Making iron produces huge amounts of carbon emissions, but a Tufts chemist thinks there is a better way. Instead of using coal-derived coke in the process of smelting iron ore, he proposes substituting hydrogen-rich ammonia, which would drastically reduce the carbon footprint for the widespread industrial process, and finding a way to make it commercially viable.
Now Luke Davis, an assistant professor of chemistry, and his colleagues have received a $2.9 million grant from the U.S. Department of Energy’s Advanced Research Projects Agency-Energy to fund research that could potentially transform iron and steel production. The funding is part of the Revolutionizing Ore to Steel to Impact Emissions program, which aims to advance zero-process-emission ironmaking and ultra-low life cycle emissions steelmaking.
“We have produced iron with the same chemistry for over 3,000 years,” said Davis. “That one industrial reaction now produces 4% of the globe’s carbon dioxide emissions each year. We wondered, despite the long history of iron making, whether there could be a new way to produce iron without releasing so much carbon dioxide.”
About 90% of iron production is done in blast furnaces, structures 10 to 16 stories high and about 50 feet wide. Alternating layers of iron ore, coke, and limestone are fed in from the top. Heated air enriched in oxygen is blasted in at the bottom, reaching temperatures of about 2000 degrees Fahrenheit. The coke reacts with the hot air and generates more heat and carbon monoxide.
The hot carbon monoxide rises through the furnace, converting iron oxides in the ore to molten metallic iron which sinks to the bottom of the furnace, where it is collected. Impurities from the ore combine with the limestone to form “slag,” which floats to the top. During this process huge amounts of carbon dioxide are released into the atmosphere.
Davis and his team want to find a replacement for coke. Its production releases significant amounts of the greenhouse gas methane, and it is responsible for generating carbon dioxide in the smelting process. Hydrogen can be an effective replacement for coke, leaving a byproduct of water rather than carbon dioxide.
But producing hydrogen at scale for the iron industry is difficult, and it is hard to ship. Compressing and liquifying hydrogen takes a lot of energy, especially in the quantities needed for large-scale iron production.
One alternative is to use ammonia, which is composed of one nitrogen and three hydrogen atoms. “If we are trying to completely decarbonize iron production, ammonia makes more sense,” says Davis. It’s probably the densest form of a hydrogen-containing molecule that can be shipped, since it liquefies at -27 degrees Fahrenheit—cold, but manageable. It is also already made in very large quantities from low-grade fossil fuels.

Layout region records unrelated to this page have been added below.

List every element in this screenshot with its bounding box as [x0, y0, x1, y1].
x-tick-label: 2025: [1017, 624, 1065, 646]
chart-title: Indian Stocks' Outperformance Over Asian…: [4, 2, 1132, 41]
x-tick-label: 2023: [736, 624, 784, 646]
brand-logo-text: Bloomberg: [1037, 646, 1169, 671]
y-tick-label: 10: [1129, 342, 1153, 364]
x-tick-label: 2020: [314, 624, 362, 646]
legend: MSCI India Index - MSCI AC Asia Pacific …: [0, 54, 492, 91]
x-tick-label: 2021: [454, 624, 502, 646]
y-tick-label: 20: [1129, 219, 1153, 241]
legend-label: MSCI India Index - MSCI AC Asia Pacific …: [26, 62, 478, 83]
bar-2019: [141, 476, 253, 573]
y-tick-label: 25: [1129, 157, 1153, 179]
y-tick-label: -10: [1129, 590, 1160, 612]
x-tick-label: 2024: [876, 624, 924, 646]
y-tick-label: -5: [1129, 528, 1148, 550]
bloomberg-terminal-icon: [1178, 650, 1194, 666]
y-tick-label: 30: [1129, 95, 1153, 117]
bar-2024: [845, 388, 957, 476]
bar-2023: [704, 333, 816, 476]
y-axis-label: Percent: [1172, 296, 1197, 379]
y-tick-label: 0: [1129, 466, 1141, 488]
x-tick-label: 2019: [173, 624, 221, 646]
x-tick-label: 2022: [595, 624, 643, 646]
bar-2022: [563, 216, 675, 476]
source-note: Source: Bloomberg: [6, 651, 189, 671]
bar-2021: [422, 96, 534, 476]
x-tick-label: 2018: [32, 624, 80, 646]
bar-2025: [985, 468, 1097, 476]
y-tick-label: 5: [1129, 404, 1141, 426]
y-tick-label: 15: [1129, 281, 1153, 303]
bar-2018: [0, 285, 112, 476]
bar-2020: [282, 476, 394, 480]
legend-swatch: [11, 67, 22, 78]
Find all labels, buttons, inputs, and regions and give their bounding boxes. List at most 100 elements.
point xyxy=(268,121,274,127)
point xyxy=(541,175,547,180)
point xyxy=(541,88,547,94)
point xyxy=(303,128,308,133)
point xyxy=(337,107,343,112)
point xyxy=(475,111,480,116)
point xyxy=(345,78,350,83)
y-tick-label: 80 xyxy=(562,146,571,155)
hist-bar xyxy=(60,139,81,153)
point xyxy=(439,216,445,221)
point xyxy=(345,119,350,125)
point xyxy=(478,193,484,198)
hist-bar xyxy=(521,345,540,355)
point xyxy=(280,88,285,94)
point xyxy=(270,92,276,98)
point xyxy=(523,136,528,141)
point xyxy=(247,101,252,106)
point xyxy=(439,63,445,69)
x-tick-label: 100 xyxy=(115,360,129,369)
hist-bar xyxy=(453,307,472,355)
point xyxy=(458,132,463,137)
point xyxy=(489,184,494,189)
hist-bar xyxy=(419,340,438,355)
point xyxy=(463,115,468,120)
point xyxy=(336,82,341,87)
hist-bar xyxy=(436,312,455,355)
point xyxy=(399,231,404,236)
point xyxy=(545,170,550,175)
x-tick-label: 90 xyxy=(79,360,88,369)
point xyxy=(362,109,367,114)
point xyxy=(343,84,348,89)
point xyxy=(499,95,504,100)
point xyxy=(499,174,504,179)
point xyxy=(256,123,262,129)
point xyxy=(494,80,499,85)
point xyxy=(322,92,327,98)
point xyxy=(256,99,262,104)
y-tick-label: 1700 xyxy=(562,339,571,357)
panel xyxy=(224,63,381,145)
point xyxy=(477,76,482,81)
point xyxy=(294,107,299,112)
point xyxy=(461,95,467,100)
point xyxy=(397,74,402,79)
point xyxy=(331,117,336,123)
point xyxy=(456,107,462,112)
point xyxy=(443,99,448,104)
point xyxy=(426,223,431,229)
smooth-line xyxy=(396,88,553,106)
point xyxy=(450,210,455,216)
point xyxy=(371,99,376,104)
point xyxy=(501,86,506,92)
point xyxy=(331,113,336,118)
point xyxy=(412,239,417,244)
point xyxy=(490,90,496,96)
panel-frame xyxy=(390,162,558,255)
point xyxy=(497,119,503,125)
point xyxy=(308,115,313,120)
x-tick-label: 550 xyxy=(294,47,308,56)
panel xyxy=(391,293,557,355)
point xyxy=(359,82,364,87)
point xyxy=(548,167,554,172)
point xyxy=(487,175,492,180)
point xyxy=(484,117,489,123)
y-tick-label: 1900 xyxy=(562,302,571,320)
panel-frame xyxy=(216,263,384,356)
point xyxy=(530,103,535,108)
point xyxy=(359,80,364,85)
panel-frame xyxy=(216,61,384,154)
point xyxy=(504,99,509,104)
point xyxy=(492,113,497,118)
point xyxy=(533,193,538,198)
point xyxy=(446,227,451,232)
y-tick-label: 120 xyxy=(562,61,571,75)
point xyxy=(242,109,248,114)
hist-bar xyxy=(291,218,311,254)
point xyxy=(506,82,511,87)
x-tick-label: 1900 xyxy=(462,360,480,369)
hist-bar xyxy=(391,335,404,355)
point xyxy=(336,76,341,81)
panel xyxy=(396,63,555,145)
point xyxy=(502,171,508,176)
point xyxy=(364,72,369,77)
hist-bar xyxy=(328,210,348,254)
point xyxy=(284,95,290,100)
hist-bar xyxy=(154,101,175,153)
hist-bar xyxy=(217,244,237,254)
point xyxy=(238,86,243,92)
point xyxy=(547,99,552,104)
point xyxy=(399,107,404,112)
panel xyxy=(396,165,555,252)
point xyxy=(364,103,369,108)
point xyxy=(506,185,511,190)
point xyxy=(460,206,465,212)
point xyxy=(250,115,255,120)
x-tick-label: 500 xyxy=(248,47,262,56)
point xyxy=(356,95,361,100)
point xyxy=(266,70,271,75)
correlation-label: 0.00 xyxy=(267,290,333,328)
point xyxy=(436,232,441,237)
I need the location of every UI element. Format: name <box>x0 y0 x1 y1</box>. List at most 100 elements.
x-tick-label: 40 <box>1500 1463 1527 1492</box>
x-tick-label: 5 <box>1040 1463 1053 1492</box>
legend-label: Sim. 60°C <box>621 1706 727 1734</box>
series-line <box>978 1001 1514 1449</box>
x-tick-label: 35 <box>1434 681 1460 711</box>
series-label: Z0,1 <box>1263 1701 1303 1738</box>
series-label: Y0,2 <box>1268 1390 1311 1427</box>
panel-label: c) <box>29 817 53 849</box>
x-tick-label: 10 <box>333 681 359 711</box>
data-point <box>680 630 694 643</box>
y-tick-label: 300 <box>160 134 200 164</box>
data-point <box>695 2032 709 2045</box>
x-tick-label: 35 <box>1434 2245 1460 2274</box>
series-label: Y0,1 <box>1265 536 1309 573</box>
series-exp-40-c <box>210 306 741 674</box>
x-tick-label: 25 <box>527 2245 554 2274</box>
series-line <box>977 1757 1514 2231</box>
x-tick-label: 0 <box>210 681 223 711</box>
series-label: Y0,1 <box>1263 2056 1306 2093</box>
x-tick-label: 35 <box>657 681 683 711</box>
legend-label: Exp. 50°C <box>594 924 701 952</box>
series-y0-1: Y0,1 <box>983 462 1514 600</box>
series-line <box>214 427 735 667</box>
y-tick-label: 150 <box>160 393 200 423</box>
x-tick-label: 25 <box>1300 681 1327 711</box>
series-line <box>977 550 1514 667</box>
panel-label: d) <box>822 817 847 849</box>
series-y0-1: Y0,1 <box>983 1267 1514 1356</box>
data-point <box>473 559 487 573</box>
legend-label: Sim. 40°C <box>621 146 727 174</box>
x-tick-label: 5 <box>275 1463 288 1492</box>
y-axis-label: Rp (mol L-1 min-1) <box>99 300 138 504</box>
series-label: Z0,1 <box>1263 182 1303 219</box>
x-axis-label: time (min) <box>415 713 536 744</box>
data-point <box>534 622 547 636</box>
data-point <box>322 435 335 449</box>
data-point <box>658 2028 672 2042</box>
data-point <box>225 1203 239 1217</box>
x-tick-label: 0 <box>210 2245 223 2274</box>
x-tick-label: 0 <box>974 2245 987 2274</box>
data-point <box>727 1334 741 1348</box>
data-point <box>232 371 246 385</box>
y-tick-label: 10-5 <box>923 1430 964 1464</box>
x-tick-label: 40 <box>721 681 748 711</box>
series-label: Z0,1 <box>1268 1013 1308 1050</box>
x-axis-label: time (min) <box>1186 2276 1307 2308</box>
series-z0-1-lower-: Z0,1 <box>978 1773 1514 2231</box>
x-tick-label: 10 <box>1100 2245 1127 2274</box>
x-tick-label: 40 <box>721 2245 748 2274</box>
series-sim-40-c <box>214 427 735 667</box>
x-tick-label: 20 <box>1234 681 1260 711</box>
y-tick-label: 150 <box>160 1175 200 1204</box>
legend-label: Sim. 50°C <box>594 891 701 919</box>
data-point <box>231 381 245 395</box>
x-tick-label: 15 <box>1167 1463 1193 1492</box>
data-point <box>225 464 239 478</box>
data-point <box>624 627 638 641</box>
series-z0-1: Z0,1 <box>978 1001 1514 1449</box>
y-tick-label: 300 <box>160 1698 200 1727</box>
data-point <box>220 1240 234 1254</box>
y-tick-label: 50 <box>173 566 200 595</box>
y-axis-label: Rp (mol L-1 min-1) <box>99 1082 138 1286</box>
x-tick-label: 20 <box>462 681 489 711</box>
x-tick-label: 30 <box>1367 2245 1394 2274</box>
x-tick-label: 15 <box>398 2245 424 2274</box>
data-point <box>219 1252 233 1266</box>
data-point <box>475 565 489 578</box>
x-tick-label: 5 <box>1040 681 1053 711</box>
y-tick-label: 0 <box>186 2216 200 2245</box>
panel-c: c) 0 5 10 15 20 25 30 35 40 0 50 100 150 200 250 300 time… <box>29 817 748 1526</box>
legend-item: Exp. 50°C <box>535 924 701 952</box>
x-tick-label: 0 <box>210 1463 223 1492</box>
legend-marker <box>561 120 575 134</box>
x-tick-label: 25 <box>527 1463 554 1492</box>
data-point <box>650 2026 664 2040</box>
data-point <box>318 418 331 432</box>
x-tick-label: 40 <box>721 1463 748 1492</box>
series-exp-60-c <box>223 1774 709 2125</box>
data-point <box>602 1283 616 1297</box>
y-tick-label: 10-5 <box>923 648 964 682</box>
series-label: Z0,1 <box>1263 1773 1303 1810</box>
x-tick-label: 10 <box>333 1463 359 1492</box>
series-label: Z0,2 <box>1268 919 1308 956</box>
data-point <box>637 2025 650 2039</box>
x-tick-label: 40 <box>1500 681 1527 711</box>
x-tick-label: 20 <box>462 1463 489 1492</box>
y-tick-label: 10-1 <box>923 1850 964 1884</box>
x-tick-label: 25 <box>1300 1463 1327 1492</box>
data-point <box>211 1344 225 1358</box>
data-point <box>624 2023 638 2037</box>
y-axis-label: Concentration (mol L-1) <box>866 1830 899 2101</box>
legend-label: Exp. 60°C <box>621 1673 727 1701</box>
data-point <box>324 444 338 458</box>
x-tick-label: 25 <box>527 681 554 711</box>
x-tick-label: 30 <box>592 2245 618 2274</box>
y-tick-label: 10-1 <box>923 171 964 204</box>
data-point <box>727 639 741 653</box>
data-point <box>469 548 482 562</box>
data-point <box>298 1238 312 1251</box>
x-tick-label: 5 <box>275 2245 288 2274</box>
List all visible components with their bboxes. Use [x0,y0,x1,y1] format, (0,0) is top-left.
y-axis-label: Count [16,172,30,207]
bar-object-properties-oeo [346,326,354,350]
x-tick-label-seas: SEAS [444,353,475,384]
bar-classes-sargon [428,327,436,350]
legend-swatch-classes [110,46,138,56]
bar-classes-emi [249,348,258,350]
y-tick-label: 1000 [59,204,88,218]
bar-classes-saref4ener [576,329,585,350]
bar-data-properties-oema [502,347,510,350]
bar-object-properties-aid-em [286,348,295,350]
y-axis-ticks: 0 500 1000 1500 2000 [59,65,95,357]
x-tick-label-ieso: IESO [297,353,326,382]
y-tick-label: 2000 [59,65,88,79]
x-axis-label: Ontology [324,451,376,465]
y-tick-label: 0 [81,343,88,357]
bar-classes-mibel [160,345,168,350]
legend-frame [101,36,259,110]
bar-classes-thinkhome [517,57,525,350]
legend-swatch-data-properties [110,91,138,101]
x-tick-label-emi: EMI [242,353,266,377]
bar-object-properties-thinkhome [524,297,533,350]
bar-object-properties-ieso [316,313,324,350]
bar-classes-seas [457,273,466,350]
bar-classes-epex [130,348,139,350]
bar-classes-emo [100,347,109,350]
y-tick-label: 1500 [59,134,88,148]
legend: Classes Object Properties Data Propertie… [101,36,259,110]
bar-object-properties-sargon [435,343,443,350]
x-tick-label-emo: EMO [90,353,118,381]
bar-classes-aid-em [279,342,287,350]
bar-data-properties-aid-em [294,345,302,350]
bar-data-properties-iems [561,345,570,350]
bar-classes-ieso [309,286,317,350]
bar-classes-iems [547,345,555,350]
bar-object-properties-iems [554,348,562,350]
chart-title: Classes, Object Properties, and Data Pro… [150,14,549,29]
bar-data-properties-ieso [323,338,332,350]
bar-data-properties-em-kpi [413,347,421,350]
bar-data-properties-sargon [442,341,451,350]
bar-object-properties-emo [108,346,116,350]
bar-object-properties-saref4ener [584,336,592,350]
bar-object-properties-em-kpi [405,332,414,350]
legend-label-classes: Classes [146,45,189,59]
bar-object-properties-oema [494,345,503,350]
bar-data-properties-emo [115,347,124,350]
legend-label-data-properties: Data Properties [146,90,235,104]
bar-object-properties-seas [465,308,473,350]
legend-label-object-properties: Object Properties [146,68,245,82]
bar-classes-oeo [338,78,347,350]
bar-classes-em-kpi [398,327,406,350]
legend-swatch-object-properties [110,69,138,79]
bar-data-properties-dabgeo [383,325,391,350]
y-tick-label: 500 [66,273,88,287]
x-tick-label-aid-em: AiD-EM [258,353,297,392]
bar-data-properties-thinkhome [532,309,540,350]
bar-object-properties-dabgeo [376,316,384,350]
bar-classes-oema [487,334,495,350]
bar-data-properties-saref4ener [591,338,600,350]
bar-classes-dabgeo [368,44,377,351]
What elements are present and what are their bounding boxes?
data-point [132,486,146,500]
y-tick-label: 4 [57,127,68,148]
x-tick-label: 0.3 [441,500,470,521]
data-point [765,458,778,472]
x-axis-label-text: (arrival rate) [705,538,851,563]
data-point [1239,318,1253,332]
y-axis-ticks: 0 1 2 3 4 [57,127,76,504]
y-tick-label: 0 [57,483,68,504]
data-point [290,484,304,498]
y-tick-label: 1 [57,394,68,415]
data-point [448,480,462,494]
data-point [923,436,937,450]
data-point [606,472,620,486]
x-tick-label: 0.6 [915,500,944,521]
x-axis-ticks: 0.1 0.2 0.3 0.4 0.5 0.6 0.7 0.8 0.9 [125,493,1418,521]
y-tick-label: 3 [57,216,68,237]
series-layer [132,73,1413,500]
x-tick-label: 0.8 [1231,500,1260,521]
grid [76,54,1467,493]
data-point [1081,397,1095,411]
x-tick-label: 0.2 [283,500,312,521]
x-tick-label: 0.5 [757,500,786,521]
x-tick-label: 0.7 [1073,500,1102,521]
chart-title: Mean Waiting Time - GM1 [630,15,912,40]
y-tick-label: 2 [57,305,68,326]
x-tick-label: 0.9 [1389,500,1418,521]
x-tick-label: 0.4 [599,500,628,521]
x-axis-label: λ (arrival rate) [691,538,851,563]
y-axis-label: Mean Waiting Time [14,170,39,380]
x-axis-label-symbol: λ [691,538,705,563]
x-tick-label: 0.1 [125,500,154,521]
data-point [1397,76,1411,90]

“We did some calculations which suggested that if ammonia could be used in ironmaking, the only by-products would be water and nitrogen. Nitrogen is already 78% of the Earth’s atmosphere, and it’s not a greenhouse gas,” says Davis.
The U.S. currently makes twice as much ammonia as it would need to convert all its ironmaking to an ammonia-based process. Much of that is used currently to produce fertilizer, but Davis estimates that it would only take five to six years to scale up ammonia capacity to add iron production, using the average annual U.S. growth in ammonia production from 2015-2020. Some carbon release occurs in the production of ammonia itself, but not nearly as much as iron coking, and efforts are in the works to produce “green” ammonia.
While ammonia has been used in iron production at very small scales in academic research laboratories, it is not efficient—the reaction is slow. That’s the focus for Davis and his team, who are looking at ways to accelerate the reaction, “and our preliminary results looked compelling enough for the Department of Energy to fund the work,” he said.
Tufts will take the lead on the project, with collaborators Cornell University, which will analyze solid state reactions at the laboratory scale, the University of Minnesota Natural Resources Research Institute, which will provide ore and analyze iron products for utility in steel production, and the National Renewable Energy Laboratory, which will examine the economic lifecycle of the new process and compare it to the current approach.